Even though I had my code, I didn’t even attempt to go on and purchase tickets. I understand the frustrations fans are feeling at this point in time. This is where Jon Bon Jovi should be stepping up and offering a solution. All of the above posts are from Bon Jovi’s Facebook page, without a single comment from Bon Jovi or the Facebook admin. It’s ridiculous.

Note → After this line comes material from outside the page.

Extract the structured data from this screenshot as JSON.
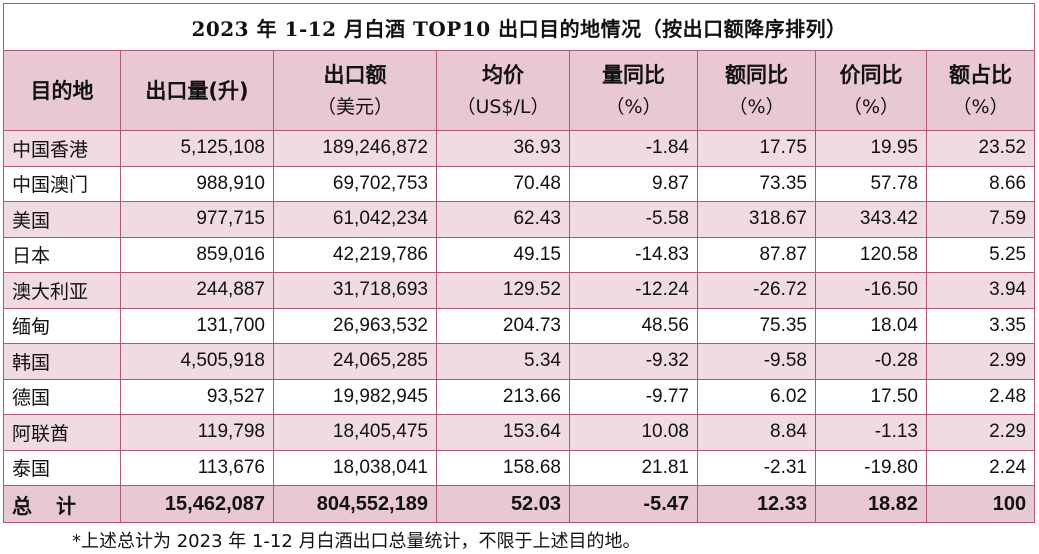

Also here are the prices. Cheap tickets is what the media outlets report. I say yeah right. There is nothing cheap about this Bon Jovi experience. It’s a farce. The media doesn’t report with any integrity anymore. The cheapest tickets are $35 from Ticketek and $32 from Telstra Pre Sales, to sit on top of the stadium roof, with your view hindered. Then they have a limit of two Bronze tickets, so if you want to take a family of 4 or 5 you are stuck. Nice one.

Brisbane / Sydney*
Gold Reserve $155.00
Silver Reserve $99.00
Bronze Reserve $35.00
Platinum Reserve $199.00
Diamond Reserve $250.00
GA Standing – Rear Field $125.00 (Sydney Only)

Perth*
Gold Reserve $199.00
Silver Reserve $129.00
Bronze Reserve $35.00
Platinum Reserve $249.00
Diamond Reserve $299.00

Ticket limit: Bronze Reserved limited to 2 per transaction
*A one-off service/delivery fee from $5.85 per transaction applies. A credit/debit card processing fee from 1.95% will apply. Ticket orders are subject to credit/debit card approval and customer account verification.